What is the effect of deep procedural sedation with HFNOT on tcPCO2, mitoPO2 and mitoVO2

Deep procedural sedation has seen an increased use indication over the last
couple of years aided by the introduction of high flow nasal oxygen therapy
(HFNOT) during these procedures. However, this level of deep sedation does come
with the increased risk of examining whether a patient is adequately ventilated
during this procedure.
The definition of deep sedation is: *a drug-induced depression of consciousness
during which patients cannot be easily aroused but respond purposefully
following repeated or painful stimulation. The ability to independently
maintain ventilatory function may be impaired.
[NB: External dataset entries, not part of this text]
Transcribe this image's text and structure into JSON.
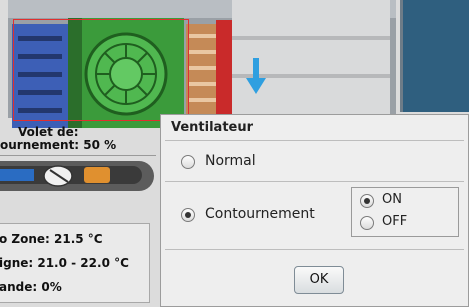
{
  "schematic": {
    "shutter_label_line1": "Volet de:",
    "shutter_label_line2": "ournement:  50 %",
    "info": [
      {
        "text": "o Zone: 21.5 °C"
      },
      {
        "text": "igne: 21.0 - 22.0 °C"
      },
      {
        "text": "ande: 0%"
      }
    ],
    "airflow_arrow": "arrow-down-icon"
  },
  "dialog": {
    "title": "Ventilateur",
    "options": [
      {
        "label": "Normal",
        "checked": false
      },
      {
        "label": "Contournement",
        "checked": true
      }
    ],
    "sub_options": [
      {
        "label": "ON",
        "checked": true
      },
      {
        "label": "OFF",
        "checked": false
      }
    ],
    "ok_label": "OK"
  },
  "colors": {
    "fan": "#3b9b3b",
    "filter": "#3d5fb6",
    "damper": "#c58a57",
    "heater_bar": "#c92a2a",
    "selection": "#e03030",
    "arrow": "#2f9fe0"
  }
}
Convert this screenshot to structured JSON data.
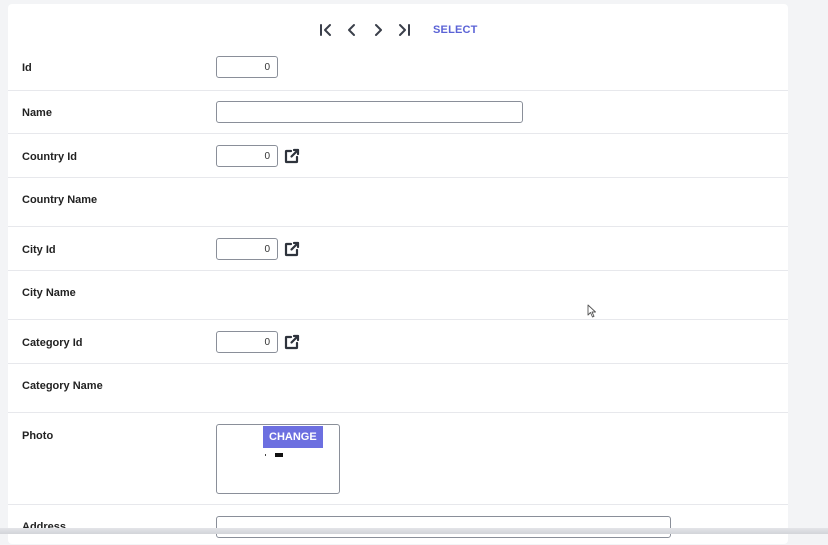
{
  "toolbar": {
    "first_icon": "first-page-icon",
    "prev_icon": "chevron-left-icon",
    "next_icon": "chevron-right-icon",
    "last_icon": "last-page-icon",
    "select_label": "SELECT"
  },
  "fields": {
    "id": {
      "label": "Id",
      "value": "0"
    },
    "name": {
      "label": "Name",
      "value": ""
    },
    "country_id": {
      "label": "Country Id",
      "value": "0",
      "link_icon": "open-external-icon"
    },
    "country_name": {
      "label": "Country Name"
    },
    "city_id": {
      "label": "City Id",
      "value": "0",
      "link_icon": "open-external-icon"
    },
    "city_name": {
      "label": "City Name"
    },
    "category_id": {
      "label": "Category Id",
      "value": "0",
      "link_icon": "open-external-icon"
    },
    "category_name": {
      "label": "Category Name"
    },
    "photo": {
      "label": "Photo",
      "change_label": "CHANGE"
    },
    "address": {
      "label": "Address",
      "value": ""
    }
  },
  "colors": {
    "accent": "#6c6fe0",
    "select_text": "#5b63d6",
    "background": "#f3f4f6"
  }
}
Patients may require assistance
in maintaining a patent airway, and spontaneous ventilation may be inadequate.
Cardiovascular function is usually maintained.* As the definition showed there
may be an insufficient ventilation during deep sedation. Therefore, HFNOT is
used to ensures that the peripheral oxygen saturation is sufficient. However,
there are two potential disadvantages. HFNOT can mask the presence of an
insufficient respiratory minute volume and an insufficient gas exchange, which
can lead to high arterial CO2 (paCO2) levels. Another risk associated with
HFNOT is the fact that high oxygen levels are toxic, and prolonged exposure to
high partial oxygen pressures, can cause oxidative damage to cell membranes,
collapse of the alveoli in the lungs, retinal detachment, and seizures. Most of
this damage can be explained by hyperoxia that increases the 'leak' of
electrons from the mitochondrial electron transport chain and the resulting
increased generation of reactive oxygen species (ROS). Low paCO2 levels and
hyperoxia cannot be examined using standard monitoring techniques therefore,
this study will use the transcutaneous carbon dioxide (tcPCO2) a proven
technique which correlates well to the arterial CO2 (paCO2) to evaluate whether
there is an adequate level of ventilation during deep procedural anesthesia
with HFNOT. Moreover, the cutaneous mitochondrial oxygenation (mitoPO2) will be
monitored to determine the effects that deep procedural sedation with HFNOT has
on the cellular oxygenation.

Primary objectives:
- To examine the effects of deep procedural sedation and use of HFNOT on the
tcPCO2.
- To determine the effects of deep procedural sedation and use of HFNOT on the
mitoPO2

Secondary Objective:
- To determine the effects of deep procedural sedation and use of HFNOT on the
mitoVO2

Single center observational trial in patients undergoing deep procedural
sedation.

The transcutaneous carbon dioxide measurements performed by the SenTec Digital
Monitoring System (SDMS) and the intracellular oxygen measurements performed by
the Cellular Oxygen METabolism (COMET) device are non-invasive and do not
require deviation from standard protocol. Mild possible discomfort may arise
from the use of the aminolevulinic acid plaster or the COMET Sensor Holder
which will be attached to the arm during the study period. Overall the risks
are considered negligible and the burden low.